Пролог
Он видел этот сон в тысячный раз. Густой туман обнимал мрачный лес, и неясные силуэты плыли среди узловатых стволов дубов и буков, и будто звали за собой всё глубже в непроходимую чащу. Ни пения птиц, ни шелеста листвы, только чуть различимый шёпот. Оглушающий шёпот.
- Гай... Гай... Гай...
Гай открыл глаза. Реальность постепенно заполнила его сознание. Очертание леса растворилось в тусклом свете масляных ламп: древние деревья вдруг превратились в балки претория, а загадочный шёпот в мерное сопение спящего на полу раба. Бывший сенатор приподнялся на постели, выстланной медвежьей шкурой, и невольно поморщился от тянущей боли в плече. Вот уже почти год его несчастные семь легионов стояли у подножия греческих Пинд в ожидании, когда сенат всё же решится разбить его измотанную нехваткой провизии армию. Почти год, а Гай всё никак не мог привыкнуть ко всем прелестям каструма; в особенности, к жесткой кровати.
День не задался с самого начала. С утра квестор, тучный и вечно плюющийся авентинец Секст Полий, сообщил, что запасов зерна едва ли хватит на предстоящую зимовку, а золота в казне почти не осталось. После являлись трибуны с ежедневной сводкой дел, сообщая совсем не утешительные вести о дезертирах. Легионы таяли на глазах, а среди оставшихся солдат назревала буря бунта. В иное время Гай бы не задумываясь провел в рядах редеющих войск децимацию, но сейчас его положение было слишком плачевно, чтобы даже просто наказывать солдат лишением ежедневного пайка. Больные, осунувшиеся, они бродили словно призраки по военному лагерю, и Гай прекрасно понимал, что терпение его солдат на пределе. Знали об этом и в Риме, они просто ждали, когда последний легионер из войска Гая Мария Тацира вышвырнет свой пилум и вернётся в Рим, получив прощение и, может, даже место в легионе Савы в Дакии, где сейчас шли ожесточенные бои с варварами. А где варвары, там и нажива. Поэтому поражение было лишь вопросом времени.
Последней невесёлой новостью стала пропажа ночного патруля, который должен был вернуться с рассветом, в то время, как солнце уже встало в зенит.
- Дезертиры... - недобро хмыкнул Секст Полий, отрывая пухлыми руками от буханки хлеба приличный ломоть.
- Не знаю, - Гай вздохнул. - Глупо было с их стороны бросать паёк. До ближайшего поселения пешком пару дней хода. Дезертиры так не уходят.
- Да и хрен с ними! Дисовы дети! - сплюнул квестор и печально уставился на скудный стол: пара жареных кроликов, оливковое масло и солдатские лепёшки - вот и весь обед.
Но Гай не мог так просто забыть о исчезнувших дозорных. Слишком велика была вероятность того, что враг мог оказаться под самым носом Тацира, ведь он слишком привык ждать. Он залпом допил вино, встал из-за стола и, поправив военный плащ, вышел из претория. Секст лишь проводил Гая безразличным взглядом и продолжил ковырять тощую тушку кролика.
- Собери всех офицеров на трибунале! - услышав приказ полководца, центурион, волочивший какие-то полусгнившие доски в неизвестном направлении, тут же бросил их на землю и вытянулся по струнке.
Тацир с печалью окинул взглядом свой лагерь.
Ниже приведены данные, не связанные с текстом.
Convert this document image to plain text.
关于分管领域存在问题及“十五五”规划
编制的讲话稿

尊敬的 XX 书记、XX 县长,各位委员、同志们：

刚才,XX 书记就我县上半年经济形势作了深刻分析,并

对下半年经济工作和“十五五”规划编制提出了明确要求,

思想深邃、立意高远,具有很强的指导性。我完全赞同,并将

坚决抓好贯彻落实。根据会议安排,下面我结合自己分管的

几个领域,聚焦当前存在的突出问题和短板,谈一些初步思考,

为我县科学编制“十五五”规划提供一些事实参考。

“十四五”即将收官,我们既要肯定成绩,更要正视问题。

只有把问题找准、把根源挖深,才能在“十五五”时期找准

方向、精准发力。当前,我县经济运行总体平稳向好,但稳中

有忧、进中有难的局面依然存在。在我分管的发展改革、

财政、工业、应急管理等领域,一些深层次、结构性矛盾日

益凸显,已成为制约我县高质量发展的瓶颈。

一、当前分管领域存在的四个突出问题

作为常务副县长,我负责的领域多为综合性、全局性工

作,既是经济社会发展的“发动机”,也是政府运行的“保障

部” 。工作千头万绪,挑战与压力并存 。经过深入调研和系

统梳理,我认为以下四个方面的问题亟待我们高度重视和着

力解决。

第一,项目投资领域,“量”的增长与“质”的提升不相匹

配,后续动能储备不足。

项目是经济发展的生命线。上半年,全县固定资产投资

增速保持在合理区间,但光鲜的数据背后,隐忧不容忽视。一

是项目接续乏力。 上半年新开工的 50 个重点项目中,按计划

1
Когда они только добрались до Пинд, то были полны оптимизма и уверенности в своих силах. Даже всего семь хорошо тренированных и дисциплинированных легионов против пятнадцати легионов сената казались непобедимым войском, готовым сражаться до последней капли крови за идею, за веру в великий Рим, где власть принадлежала таким как Гай Марий Тацир, патрициям из самых древних и знатных родов. Но как только деньги стали заканчиваться, миражи начали таять. Солдаты жаловались на урезание зарплат, а потом и вовсе подались в бега, и теперь Тациру и остальным патрицианским трибунам лишь оставалось сдерживать остальных. И в лучшем исходе самолично воткнуть себе именной кинжал в брюхо.
Трибунал представлял собой квадратную насыпную площадку покрытую дёрном, на котором под осенним, но всё ещё палящим солнцем выстроились трибуны, легаты и префекты. Одного из них Гай хорошо знал, им был Опий Руфус, молодой, но талантливый в прошлом центурион. Через всё его лицо, от левого уха до правого виска, проходил глубокий ров шрама от ранения, не пощадившего и правый глаз Руфуса. Соломенные волосы неряшливо выбивались из-под шлема и норовили закрыть обзор единственному глазу.
Офицеры в унисон отсалютовали "аве", подняв правую руку вверх. И повисла тишина.